Historical population
| Census | Pop. | Note | %± |
| 1950 | 132 |  | — |
| 1960 | 153 |  | 15.9% |
| 1970 | 149 |  | −2.6% |
| 1980 | 135 |  | −9.4% |
| 1990 | 92 |  | −31.9% |
| 2000 | 78 |  | −15.2% |
| 2010 | 99 |  | 26.9% |
| 2020 | 86 |  | −13.1% |
| 2021 (est.) | 86 | Steady | 0.0% |
U.S. Decennial Census

===2010 census===
As of the census of 2010, there were 99 people, 40 households, and 25 families living in the village. The population density was 1414.3 PD/sqmi. There were 44 housing units at an average density of 628.6 /sqmi. The racial makeup of the village was 98.0% White and 2.0% from other races. Hispanic or Latino of any race were 5.1% of the population.

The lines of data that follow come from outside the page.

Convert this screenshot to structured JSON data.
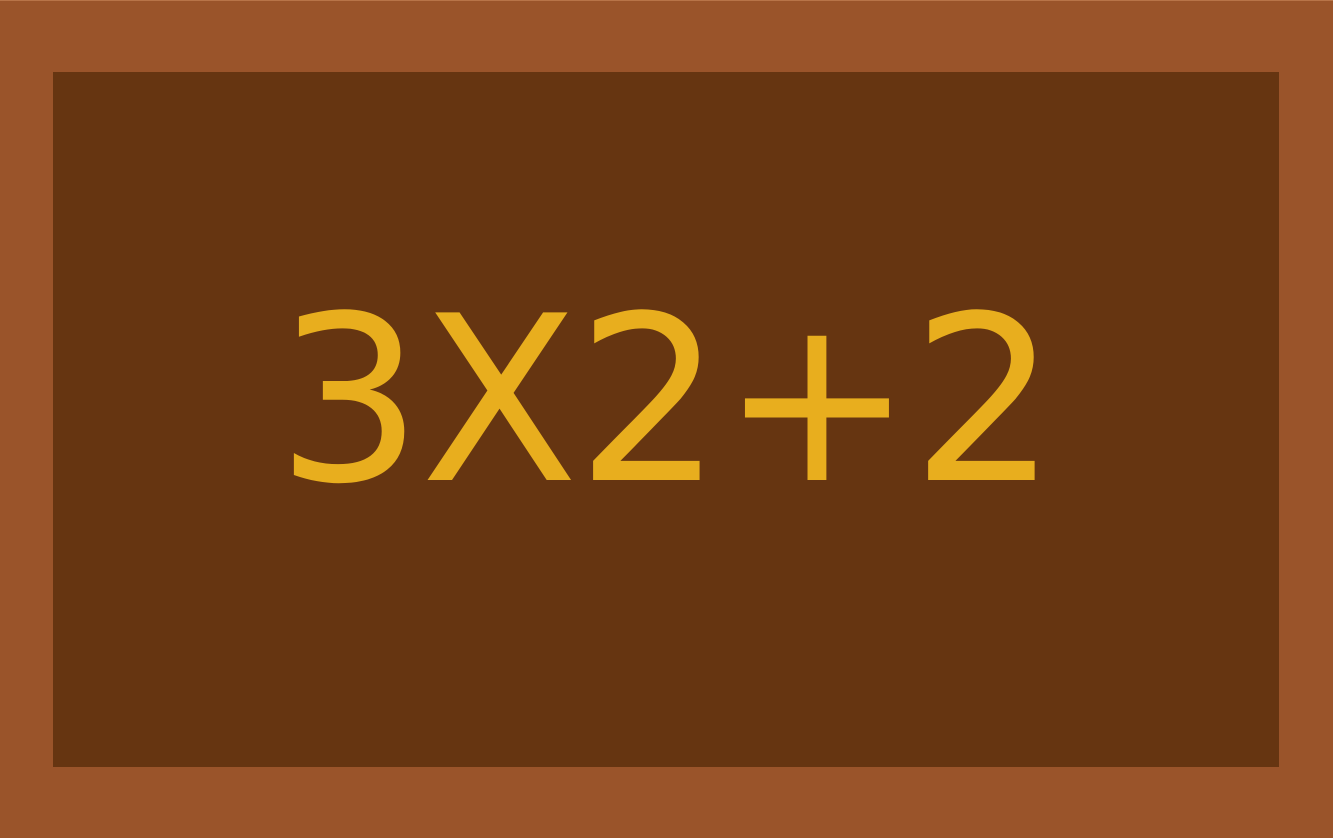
{
  "board": {
    "expression": "3X2+2"
  },
  "colors": {
    "frame": "#9a542a",
    "board": "#663511",
    "text": "#e8ae1e"
  }
}
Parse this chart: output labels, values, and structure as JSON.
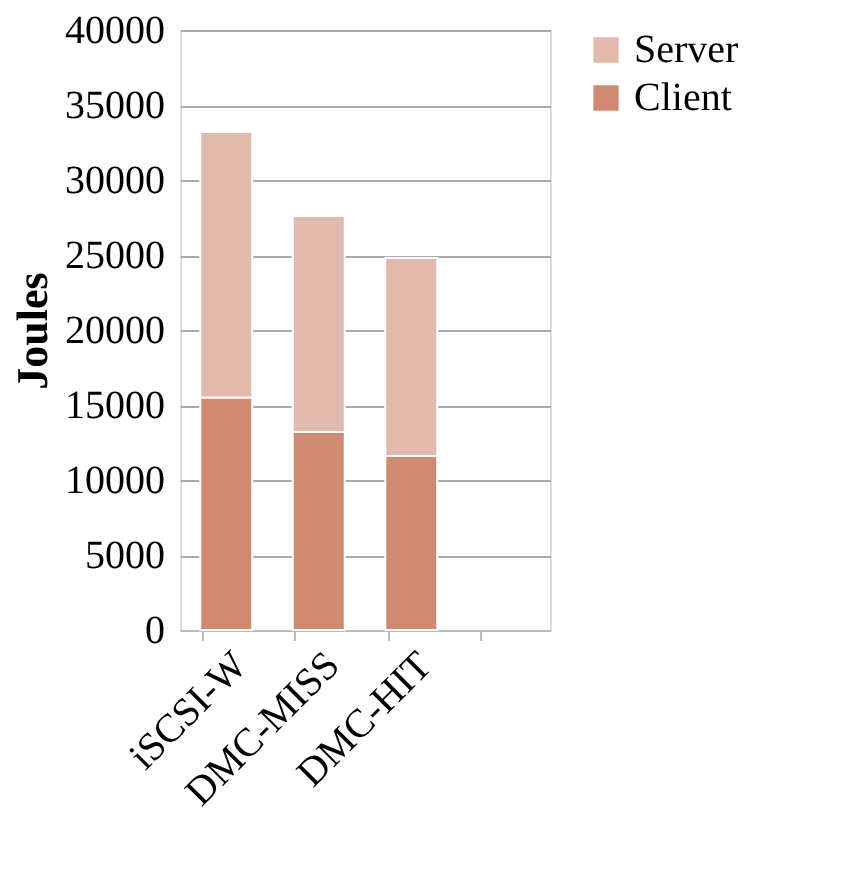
{
  "chart_data": {
    "type": "bar",
    "ylabel": "Joules",
    "stacked": true,
    "categories": [
      "iSCSI-W",
      "DMC-MISS",
      "DMC-HIT",
      null
    ],
    "series": [
      {
        "name": "Client",
        "color": "#d08a72",
        "values": [
          15500,
          13200,
          11600,
          null
        ]
      },
      {
        "name": "Server",
        "color": "#e2b9ad",
        "values": [
          17700,
          14400,
          13200,
          null
        ]
      }
    ],
    "ylim": [
      0,
      40000
    ],
    "yticks": [
      0,
      5000,
      10000,
      15000,
      20000,
      25000,
      30000,
      35000,
      40000
    ],
    "grid": "y",
    "legend": "right"
  }
}
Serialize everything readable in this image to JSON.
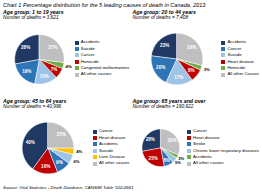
{
  "title": "Chart 1 Percentage distribution for the 5 leading causes of death in Canada, 2013",
  "source": "Source: Vital Statistics - Death Database, CANSIM Table 102-0561.",
  "chart_data": [
    {
      "type": "pie",
      "title": "Age group: 1 to 19 years",
      "subtitle": "Number of deaths = 3,621",
      "categories": [
        "Accidents",
        "Suicide",
        "Cancer",
        "Homicide",
        "Congenital malformations",
        "All other causes"
      ],
      "values": [
        28,
        19,
        15,
        7,
        4,
        27
      ],
      "value_labels": [
        "28%",
        "19%",
        "15%",
        "7%",
        "4%",
        "27%"
      ],
      "colors": [
        "#1f3864",
        "#2e75b6",
        "#9dc3e6",
        "#c00000",
        "#70ad47",
        "#bfbfbf"
      ],
      "data_labels": true,
      "legend": "right"
    },
    {
      "type": "pie",
      "title": "Age group: 20 to 44 years",
      "subtitle": "Number of deaths = 7,408",
      "categories": [
        "Accidents",
        "Cancer",
        "Suicide",
        "Heart disease",
        "Homicide",
        "All other Causes"
      ],
      "values": [
        23,
        20,
        17,
        8,
        3,
        29
      ],
      "value_labels": [
        "23%",
        "20%",
        "17%",
        "8%",
        "3%",
        "29%"
      ],
      "colors": [
        "#1f3864",
        "#2e75b6",
        "#9dc3e6",
        "#c00000",
        "#70ad47",
        "#bfbfbf"
      ],
      "data_labels": true,
      "legend": "right"
    },
    {
      "type": "pie",
      "title": "Age group: 45 to 64 years",
      "subtitle": "Number of deaths = 40,996",
      "categories": [
        "Cancer",
        "Heart disease",
        "Accidents",
        "Suicide",
        "Liver Disease",
        "All other causes"
      ],
      "values": [
        40,
        16,
        9,
        6,
        4,
        25
      ],
      "value_labels": [
        "40%",
        "16%",
        "9%",
        "6%",
        "4%",
        "25%"
      ],
      "colors": [
        "#1f3864",
        "#c00000",
        "#2e75b6",
        "#9dc3e6",
        "#ffc000",
        "#bfbfbf"
      ],
      "data_labels": true,
      "legend": "right"
    },
    {
      "type": "pie",
      "title": "Age group: 65 years and over",
      "subtitle": "Number of deaths = 190,622",
      "categories": [
        "Cancer",
        "Heart disease",
        "Stroke",
        "Chronic lower respiratory diseases",
        "Accidents",
        "All other causes"
      ],
      "values": [
        28,
        25,
        8,
        5,
        3,
        31
      ],
      "value_labels": [
        "28%",
        "25%",
        "8%",
        "5%",
        "3%",
        "31%"
      ],
      "colors": [
        "#1f3864",
        "#c00000",
        "#2e75b6",
        "#9dc3e6",
        "#70ad47",
        "#bfbfbf"
      ],
      "data_labels": true,
      "legend": "right"
    }
  ]
}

There were 40 households, of which 35.0% had children under the age of 18 living with them, 52.5% were married couples living together, 5.0% had a female householder with no husband present, 5.0% had a male householder with no wife present, and 37.5% were non-families. 35.0% of all households were made up of individuals, and 5% had someone living alone who was 65 years of age or older. The average household size was 2.48 and the average family size was 3.20.

The median age in the village was 35.8 years. 30.3% of residents were under the age of 18; 4% were between the ages of 18 and 24; 33.4% were from 25 to 44; 21.3% were from 45 to 64; and 11.1% were 65 years of age or older. The gender makeup of the village was 53.5% male and 46.5% female.

===2000 census===
As of the census of 2000, there were 78 people, 35 households, and 21 families living in the village. The population density was 1,263.5 PD/sqmi. There were 39 housing units at an average density of 631.7 /sqmi. The racial makeup of the village was 98.72% White and 1.28% Asian. The ancestry make up was 40.8% German, 11.8% American, 11.8% Swedish, 3.9% Italian, 2.6% Swiss, and 2.6% of other ancestries.

There were 35 households, out of which 20.0% had children under the age of 18 living with them, 51.4% were married couples living together, 8.6% had a female householder with no husband present, and 40.0% were non-families. 28.6% of all households were made up of individuals, and 11.4% had someone living alone who was 65 years of age or older. The average household size was 2.23 and the average family size was 2.81.

In the village, the population was spread out, with 20.5% under the age of 18, 10.3% from 18 to 24, 28.2% from 25 to 44, 25.6% from 45 to 64, and 15.4% who were 65 years of age or older. The median age was 38 years. For every 100 females there were 105.3 males. For every 100 females age 18 and over, there were 113.8 males.

The median income for a household in the village was $37,813, and the median income for a family was $39,688. Males had a median income of $36,667 versus $23,750 for females. The per capita income for the village was $19,371. There were 9.5% of families and 6.6% of the population living below the poverty line, including no under eighteens and none of those over 64.

==Education==
Public education for the village is administered by the Holgate Local School District.